Au-delà du tourbillon médiatique et de la pression populaire pendant une crise, n’importe quel haut dirigeant doit garder la tête droite, reconnecter sur ses valeurs personnelles et faire preuve de sensibilité face à l’enjeu qui ébranle l’image de son organisation. Et si ça signifie qu’il faut reconnaître ses torts, n’hésitez pas à faire acte de contrition. L’expérience démontre qu’il s’agit d’une stratégie de communication payante.
4) Au-delà des paroles, posez des gestes concrets
Il ne suffit pas de se mettre le genou à terre et de s’excuser. En gestion de crise, vous serez aussi jugé sur les gestes que vous poserez pour rassurer et pour regagner la confiance de vos parties prenantes.
Reconnaître ses torts ne sera jamais suffisant: vous devrez poser des gestes concrets pour regagner la confiance des parties prenantes impliquées. La parole, c’est une chose. L’action, ça en est une autre. Quels gestes poserez-vous pour rassurer vos employés, vos clients, vos partenaires, vos bailleurs de fonds et les élus face à la crise que vous traversez?
Avec les années, j’ai été à même de constater que chaque organisation possède son propre ADN. Chacune possède sa propre culture de gestion. Les syndicats ne réagissent pas tous de la même façon pour défendre leurs membres auprès des médias. Même chose pour les chefs d’entreprise qui doivent défendre des décisions sur la place publique. J’ai vu des entrepreneurs très proactifs (parfois trop) à apparaître devant les médias comme de véritables kid kodaks alors que j’en ai vu d’autres tenter de tout faire pour éviter de s’approcher d’une lentille de caméra. Très souvent, la manière dont la crise sera gérée commence avec la personnalité du plus haut dirigeant et la culture de l’organisation. Ce qui signifie que vous pourriez être votre pire ennemi lors d’une crise.
Peu importe votre « style de gestion », gardez en tête que chaque crise est un test de leadership pour n’importe quel haut dirigeant. Vous serez jugés sur l’attitude que vous adopterez et les gestes que vous poserez.
Anticiper la crise
En terminant, dans ce contexte où il peut être difficile de prendre du recul sur les événements, n’hésitez pas à vous faire accompagner par des professionnels qui identifieront avec vous les angles morts et les parties prenantes à prioriser pour vos communications stratégiques.
Par exemple, avez-vous identifié les scénarios de gestion de crise médiatique auxquels votre entreprise pourrait faire face? Êtes-vous prêts à réagir à toute éventualité avec les médias? Votre porte-parole est-il habilité à gérer les médias en cas de crise?
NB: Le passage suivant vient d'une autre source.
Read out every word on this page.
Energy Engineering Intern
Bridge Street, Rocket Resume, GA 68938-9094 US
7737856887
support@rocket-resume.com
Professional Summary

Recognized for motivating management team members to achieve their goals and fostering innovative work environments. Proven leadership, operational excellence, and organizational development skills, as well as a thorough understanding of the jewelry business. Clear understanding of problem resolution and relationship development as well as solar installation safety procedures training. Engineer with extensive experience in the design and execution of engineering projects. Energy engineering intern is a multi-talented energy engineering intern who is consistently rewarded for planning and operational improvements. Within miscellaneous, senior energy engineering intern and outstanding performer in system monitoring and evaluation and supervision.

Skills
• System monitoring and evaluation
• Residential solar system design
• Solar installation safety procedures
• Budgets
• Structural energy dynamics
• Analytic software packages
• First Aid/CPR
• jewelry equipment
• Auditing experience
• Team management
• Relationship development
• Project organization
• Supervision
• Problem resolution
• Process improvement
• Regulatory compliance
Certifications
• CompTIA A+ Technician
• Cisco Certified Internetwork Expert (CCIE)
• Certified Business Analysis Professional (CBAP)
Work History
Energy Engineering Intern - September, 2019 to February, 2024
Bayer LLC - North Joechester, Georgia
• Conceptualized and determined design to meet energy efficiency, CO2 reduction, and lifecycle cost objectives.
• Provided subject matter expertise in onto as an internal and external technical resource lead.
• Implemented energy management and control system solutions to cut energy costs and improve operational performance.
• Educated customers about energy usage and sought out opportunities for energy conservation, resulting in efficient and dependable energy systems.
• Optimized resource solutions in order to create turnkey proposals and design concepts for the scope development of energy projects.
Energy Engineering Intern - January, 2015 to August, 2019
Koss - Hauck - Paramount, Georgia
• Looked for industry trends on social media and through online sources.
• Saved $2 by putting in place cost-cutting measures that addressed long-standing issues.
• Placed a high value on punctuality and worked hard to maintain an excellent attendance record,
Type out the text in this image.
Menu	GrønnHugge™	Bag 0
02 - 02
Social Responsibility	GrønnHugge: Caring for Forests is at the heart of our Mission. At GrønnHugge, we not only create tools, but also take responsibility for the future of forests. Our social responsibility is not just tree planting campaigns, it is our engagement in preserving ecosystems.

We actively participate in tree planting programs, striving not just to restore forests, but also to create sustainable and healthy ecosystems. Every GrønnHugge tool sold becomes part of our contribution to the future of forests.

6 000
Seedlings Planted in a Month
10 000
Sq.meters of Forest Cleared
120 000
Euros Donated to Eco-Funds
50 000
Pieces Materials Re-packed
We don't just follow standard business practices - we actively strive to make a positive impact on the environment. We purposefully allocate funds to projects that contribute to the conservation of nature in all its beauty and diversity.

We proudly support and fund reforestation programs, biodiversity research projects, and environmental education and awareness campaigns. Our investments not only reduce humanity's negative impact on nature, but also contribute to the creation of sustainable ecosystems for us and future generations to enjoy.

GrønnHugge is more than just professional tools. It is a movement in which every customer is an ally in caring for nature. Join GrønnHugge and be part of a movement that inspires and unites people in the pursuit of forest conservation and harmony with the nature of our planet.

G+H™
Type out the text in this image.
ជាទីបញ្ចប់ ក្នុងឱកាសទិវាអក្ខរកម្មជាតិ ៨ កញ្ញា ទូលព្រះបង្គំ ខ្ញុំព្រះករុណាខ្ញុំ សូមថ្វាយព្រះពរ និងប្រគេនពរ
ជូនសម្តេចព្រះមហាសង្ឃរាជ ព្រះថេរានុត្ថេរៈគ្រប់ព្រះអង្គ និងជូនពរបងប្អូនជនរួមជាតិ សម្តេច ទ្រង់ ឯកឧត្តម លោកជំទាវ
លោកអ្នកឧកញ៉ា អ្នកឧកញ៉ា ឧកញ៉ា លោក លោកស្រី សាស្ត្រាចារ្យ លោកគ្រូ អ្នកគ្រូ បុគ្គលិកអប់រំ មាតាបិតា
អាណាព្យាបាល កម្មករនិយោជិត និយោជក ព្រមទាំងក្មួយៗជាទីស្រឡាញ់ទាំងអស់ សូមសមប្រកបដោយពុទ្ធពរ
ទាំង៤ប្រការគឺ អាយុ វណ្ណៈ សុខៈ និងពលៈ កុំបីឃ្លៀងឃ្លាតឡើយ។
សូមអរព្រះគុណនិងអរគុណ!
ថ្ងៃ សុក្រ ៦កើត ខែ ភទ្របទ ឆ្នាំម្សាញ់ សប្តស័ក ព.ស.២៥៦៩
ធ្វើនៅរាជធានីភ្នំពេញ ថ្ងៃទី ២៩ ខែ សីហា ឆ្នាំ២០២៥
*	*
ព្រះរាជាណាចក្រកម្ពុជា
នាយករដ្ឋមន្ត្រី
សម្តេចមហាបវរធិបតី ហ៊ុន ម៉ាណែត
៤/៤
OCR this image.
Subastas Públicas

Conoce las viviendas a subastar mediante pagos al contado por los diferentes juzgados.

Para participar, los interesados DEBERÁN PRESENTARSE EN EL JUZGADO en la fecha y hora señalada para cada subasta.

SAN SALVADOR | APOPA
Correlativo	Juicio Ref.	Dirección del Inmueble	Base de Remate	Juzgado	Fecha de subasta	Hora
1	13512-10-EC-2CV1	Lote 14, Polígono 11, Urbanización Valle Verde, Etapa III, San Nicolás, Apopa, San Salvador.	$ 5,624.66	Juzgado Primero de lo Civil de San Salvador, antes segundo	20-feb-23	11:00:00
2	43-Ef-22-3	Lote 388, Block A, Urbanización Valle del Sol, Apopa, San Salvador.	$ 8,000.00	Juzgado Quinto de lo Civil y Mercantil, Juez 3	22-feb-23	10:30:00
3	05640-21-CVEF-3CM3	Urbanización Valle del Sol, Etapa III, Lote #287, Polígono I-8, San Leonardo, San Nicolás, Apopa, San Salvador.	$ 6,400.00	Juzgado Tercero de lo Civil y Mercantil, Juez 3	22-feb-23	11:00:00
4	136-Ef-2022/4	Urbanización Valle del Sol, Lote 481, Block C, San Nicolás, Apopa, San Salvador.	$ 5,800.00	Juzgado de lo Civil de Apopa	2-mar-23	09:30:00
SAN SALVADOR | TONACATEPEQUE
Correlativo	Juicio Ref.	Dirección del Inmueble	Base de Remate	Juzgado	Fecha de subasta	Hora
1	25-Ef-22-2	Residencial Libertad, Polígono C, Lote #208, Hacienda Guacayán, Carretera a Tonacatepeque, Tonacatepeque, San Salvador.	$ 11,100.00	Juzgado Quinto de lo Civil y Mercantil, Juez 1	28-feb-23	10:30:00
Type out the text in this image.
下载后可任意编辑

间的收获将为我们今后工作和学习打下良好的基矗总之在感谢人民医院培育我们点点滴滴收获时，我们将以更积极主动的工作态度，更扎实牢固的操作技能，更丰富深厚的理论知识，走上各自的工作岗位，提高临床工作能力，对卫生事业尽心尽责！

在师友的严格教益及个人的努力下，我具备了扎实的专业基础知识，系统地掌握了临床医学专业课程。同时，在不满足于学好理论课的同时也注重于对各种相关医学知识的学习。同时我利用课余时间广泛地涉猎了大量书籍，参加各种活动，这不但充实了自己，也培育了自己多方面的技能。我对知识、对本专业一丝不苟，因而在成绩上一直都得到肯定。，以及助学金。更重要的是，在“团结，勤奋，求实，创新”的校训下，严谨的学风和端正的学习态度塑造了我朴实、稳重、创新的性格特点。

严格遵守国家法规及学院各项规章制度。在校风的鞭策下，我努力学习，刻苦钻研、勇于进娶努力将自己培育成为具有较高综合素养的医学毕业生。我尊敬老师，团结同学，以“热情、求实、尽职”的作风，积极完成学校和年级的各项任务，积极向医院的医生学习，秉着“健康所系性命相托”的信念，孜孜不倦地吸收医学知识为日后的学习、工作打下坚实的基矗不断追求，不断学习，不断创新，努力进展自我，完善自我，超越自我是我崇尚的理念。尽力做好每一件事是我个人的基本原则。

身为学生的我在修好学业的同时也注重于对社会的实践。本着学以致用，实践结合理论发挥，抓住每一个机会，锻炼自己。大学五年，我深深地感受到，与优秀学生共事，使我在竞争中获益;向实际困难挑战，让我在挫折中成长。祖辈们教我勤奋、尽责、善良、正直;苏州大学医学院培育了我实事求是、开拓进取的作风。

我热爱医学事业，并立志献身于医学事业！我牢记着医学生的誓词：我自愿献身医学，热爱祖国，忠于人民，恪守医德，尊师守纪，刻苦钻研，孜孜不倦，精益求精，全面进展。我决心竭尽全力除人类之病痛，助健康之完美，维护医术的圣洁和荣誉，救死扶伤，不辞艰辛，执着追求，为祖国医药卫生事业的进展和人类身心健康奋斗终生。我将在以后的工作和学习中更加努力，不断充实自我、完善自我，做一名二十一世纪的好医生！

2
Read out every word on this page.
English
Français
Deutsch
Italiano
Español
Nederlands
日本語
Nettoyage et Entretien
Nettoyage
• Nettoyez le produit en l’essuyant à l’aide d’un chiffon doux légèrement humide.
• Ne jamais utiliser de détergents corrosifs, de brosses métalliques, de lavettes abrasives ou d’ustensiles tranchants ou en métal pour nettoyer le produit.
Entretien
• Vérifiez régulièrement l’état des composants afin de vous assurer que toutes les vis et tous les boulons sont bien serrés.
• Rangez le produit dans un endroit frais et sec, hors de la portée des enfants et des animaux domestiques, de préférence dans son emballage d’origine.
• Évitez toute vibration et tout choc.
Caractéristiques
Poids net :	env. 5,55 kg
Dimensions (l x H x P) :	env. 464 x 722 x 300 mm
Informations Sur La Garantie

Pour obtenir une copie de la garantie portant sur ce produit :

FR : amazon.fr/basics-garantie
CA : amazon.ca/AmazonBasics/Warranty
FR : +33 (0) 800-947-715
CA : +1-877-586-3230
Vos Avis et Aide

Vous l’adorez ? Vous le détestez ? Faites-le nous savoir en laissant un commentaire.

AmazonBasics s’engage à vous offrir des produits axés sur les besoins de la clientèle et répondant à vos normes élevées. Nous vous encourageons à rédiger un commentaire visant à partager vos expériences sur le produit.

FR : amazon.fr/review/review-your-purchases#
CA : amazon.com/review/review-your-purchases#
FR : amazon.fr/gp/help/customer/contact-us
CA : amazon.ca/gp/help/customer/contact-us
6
Quelle est la place de vos communications publiques dans vos plans de contingence?
La crise la mieux gérée est d’abord préparée et anticipée. Et pour bien se préparer, il est souvent important d’être bien accompagné. Comme hauts dirigeants, soyez bien entouré en prévision d’une crise que vous ne souhaitez pas traverser.
David Couturier
Note : L’usage du masculin a pour unique but d’alléger le texte.